Academic

Query Disambiguation via Answer-Free Context: Doubling Performance on Humanity's Last Exam

arXiv:2603.04454v1 Announce Type: new Abstract: How carefully and unambiguously a question is phrased has a profound impact on the quality of the response, for Language Models (LMs) as well as people. While model capabilities continue to advance, the interplay between grounding context and query formulation remains under-explored. This work investigates how the quality of background grounding information in a model's context window affects accuracy. We find that combining well-grounded dynamic context construction (i.e, RAG) with query rewriting reduces question ambiguity, resulting in significant accuracy gains. Given a user question with associated answer-free grounding context, rewriting the question to reduce ambiguity produces benchmark improvements without changing the answer itself, even compared to prepending that context before the question. Using \texttt{gpt-oss-20b} to rewrite a subset of Humanity's Last Exam using answer-free grounding context improves \texttt{gpt-5-mini}

M
Michael Majurski, Cynthia Matuszek
· · 1 min read · 2 views

arXiv:2603.04454v1 Announce Type: new Abstract: How carefully and unambiguously a question is phrased has a profound impact on the quality of the response, for Language Models (LMs) as well as people.

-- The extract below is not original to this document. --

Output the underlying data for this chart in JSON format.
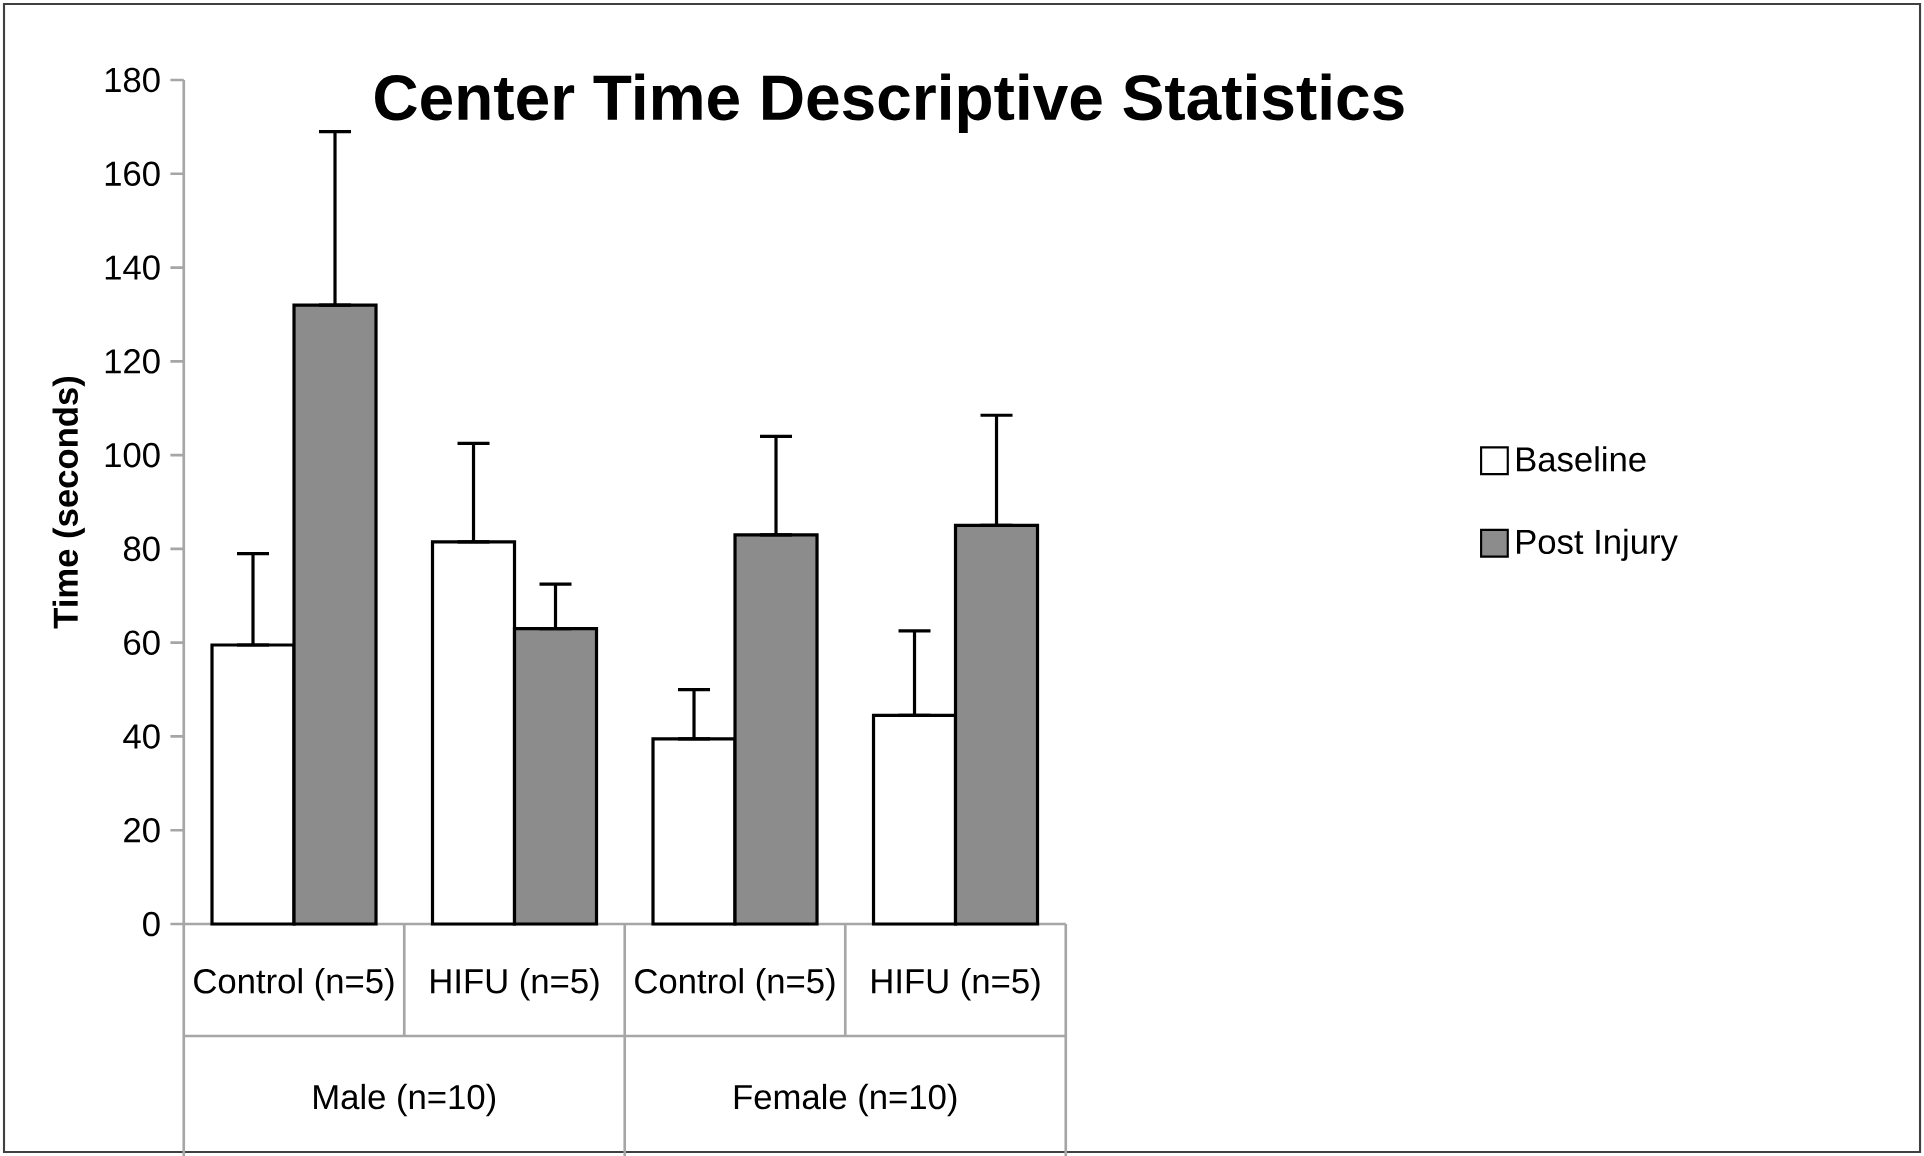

While model capabilities continue to advance, the interplay between grounding context and query formulation remains under-explored. This work investigates how the quality of background grounding information in a model's context window affects accuracy. We find that combining well-grounded dynamic context construction (i.e, RAG) with query rewriting reduces question ambiguity, resulting in significant accuracy gains. Given a user question with associated answer-free grounding context, rewriting the question to reduce ambiguity produces benchmark improvements without changing the answer itself, even compared to prepending that context before the question. Using \texttt{gpt-oss-20b} to rewrite a subset of Humanity's Last Exam using answer-free grounding context improves \texttt{gpt-5-mini} accuracy from 0.14 to 0.37. We demonstrate that this accuracy improvement cannot be fully recovered just through prompting at inference time; rather, distinct rewriting and answering phases are required. Code and data are available at https://github.com/mmajurski/lm-rewrite-uplift

Executive Summary

This article presents a novel approach to query disambiguation using answer-free context to improve the performance of language models. The authors propose combining dynamic context construction with query rewriting to reduce question ambiguity, resulting in significant accuracy gains. The method is demonstrated on Humanity's Last Exam, showing a substantial improvement in accuracy when using the exttt{gpt-oss-20b} model to rewrite questions. The findings highlight the importance of context grounding in query formulation and suggest that distinct rewriting and answering phases are necessary to achieve optimal performance. The study's code and data are publicly available, making it a valuable contribution to the field of language modeling.

Key Points

  • Query disambiguation is crucial for improving the quality of responses from language models.
  • Combining dynamic context construction and query rewriting reduces question ambiguity and improves accuracy.
  • Answer-free context is an effective tool for query disambiguation, outperforming prepending context before the question.

Merits

Strength in Methodology

The authors' use of Humanity's Last Exam as a benchmark dataset adds credibility to their findings and allows for direct comparison with existing models. The public availability of the study's code and data facilitates reproducibility and encourages further research.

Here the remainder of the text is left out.